Temperature dependence of the nuclear positions and spontaneous polarization in pyroelectric Ba(NO2)2·H2O

Abstract

The nuclear positions in a single crystal of ${\mathrm{B}\mathrm{a}\left(\mathrm{N}{\mathrm{O}}_2\right)}_2$·${\mathrm{H}}_2$O at 20, 102, and 298 K have been measured by neutron diffraction, and the change in spontaneous polarization between 20 and 300 K has been continuously determined. A polarization change of -30 × ${10}^{-4\mathrm{}}$ ${\mathrm{Cm}}^{-2\mathrm{}}$ between 102 and 298 K is calculated from the nuclear positions, based upon an electric dipole moment of 6.2 × ${10}^{-30\mathrm{}}$ Cm for ${\mathrm{H}}_2$O and 6 × ${10}^{-30\mathrm{}}$ Cm for N${\mathrm{O}}_2^{-}$ and the charge on N${\mathrm{O}}_2^{-}$ as midway between the oxygen atoms. Integral ionic charges are assumed.
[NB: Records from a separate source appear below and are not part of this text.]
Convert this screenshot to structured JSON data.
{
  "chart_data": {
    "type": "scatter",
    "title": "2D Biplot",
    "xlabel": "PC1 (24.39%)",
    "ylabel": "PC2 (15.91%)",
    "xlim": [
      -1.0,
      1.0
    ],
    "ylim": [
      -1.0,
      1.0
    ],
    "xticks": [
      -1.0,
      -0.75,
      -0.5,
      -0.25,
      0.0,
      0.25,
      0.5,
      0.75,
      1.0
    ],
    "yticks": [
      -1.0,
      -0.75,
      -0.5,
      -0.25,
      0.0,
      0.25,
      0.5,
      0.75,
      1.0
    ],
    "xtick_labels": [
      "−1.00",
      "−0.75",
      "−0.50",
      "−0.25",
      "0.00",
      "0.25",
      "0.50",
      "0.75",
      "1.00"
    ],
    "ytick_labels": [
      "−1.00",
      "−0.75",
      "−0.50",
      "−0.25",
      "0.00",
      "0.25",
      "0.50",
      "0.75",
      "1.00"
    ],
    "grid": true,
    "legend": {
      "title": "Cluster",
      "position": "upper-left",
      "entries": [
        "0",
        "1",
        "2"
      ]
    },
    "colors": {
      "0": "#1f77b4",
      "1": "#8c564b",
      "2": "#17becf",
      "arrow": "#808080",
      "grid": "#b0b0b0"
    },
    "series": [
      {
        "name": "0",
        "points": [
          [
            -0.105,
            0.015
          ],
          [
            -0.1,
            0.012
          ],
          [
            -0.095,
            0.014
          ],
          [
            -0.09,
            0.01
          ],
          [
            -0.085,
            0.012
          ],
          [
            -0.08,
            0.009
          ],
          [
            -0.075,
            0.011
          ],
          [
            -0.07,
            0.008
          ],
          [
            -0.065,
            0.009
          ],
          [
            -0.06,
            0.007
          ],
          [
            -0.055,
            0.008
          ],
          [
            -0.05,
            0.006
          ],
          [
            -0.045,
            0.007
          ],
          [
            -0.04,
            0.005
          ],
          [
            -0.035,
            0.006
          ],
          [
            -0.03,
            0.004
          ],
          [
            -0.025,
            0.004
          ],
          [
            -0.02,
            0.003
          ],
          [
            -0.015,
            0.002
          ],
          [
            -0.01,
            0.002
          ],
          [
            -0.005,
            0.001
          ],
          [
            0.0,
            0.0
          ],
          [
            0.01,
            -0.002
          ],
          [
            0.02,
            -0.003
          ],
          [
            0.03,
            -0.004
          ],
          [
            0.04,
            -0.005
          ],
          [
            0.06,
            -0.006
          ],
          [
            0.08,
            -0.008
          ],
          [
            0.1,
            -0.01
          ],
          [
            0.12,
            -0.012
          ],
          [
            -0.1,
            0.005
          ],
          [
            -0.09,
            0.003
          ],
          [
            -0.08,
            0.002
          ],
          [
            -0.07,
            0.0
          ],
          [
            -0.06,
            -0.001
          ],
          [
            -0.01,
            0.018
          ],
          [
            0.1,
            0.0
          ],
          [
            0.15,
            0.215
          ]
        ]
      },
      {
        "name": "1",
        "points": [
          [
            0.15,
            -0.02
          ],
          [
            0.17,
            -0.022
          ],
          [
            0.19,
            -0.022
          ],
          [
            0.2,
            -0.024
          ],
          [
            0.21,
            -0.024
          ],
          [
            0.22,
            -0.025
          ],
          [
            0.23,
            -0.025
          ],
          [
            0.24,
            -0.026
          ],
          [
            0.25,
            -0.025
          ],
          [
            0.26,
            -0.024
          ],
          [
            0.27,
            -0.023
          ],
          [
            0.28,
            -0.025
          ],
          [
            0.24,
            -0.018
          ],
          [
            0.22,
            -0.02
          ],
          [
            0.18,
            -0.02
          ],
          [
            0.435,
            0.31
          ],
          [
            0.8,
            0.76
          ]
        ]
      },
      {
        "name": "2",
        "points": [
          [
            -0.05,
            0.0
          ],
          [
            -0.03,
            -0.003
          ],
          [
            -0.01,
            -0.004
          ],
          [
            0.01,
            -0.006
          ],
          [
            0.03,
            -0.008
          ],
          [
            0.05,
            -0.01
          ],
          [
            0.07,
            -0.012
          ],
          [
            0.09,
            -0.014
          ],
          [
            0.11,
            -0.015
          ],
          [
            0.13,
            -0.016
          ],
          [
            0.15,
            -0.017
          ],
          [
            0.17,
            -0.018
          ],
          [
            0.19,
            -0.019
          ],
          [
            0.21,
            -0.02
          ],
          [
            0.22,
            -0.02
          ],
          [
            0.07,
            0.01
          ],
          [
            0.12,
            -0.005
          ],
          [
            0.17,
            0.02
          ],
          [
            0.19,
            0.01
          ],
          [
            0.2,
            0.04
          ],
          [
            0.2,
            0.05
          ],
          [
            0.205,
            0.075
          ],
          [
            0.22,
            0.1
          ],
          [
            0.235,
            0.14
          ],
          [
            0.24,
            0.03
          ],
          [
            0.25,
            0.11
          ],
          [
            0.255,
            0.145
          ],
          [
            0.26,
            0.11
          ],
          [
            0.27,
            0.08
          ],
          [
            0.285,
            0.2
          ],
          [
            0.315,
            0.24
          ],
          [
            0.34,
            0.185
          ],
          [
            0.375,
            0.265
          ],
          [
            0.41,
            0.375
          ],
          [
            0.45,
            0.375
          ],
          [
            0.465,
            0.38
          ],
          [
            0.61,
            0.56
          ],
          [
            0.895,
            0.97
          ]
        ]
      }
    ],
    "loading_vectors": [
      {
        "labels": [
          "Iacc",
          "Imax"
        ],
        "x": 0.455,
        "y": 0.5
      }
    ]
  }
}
The measured polarization change between 102 and 298 K is -26 × ${10}^{-4\mathrm{}}$ ${\mathrm{Cm}}^{-2\mathrm{}}$. The calculated polarization change between 20 and 102 K is -5 × ${10}^{-4\mathrm{}}$ ${\mathrm{Cm}}^{-2\mathrm{}}$; the experimental value is +3 × ${10}^{-4\mathrm{}}$ ${\mathrm{Cm}}^{-2\mathrm{}}$. The error in the calculated spontaneous polarization is estimated at 10 × ${10}^{-4\mathrm{}}$ ${\mathrm{Cm}}^{-2\mathrm{}}$.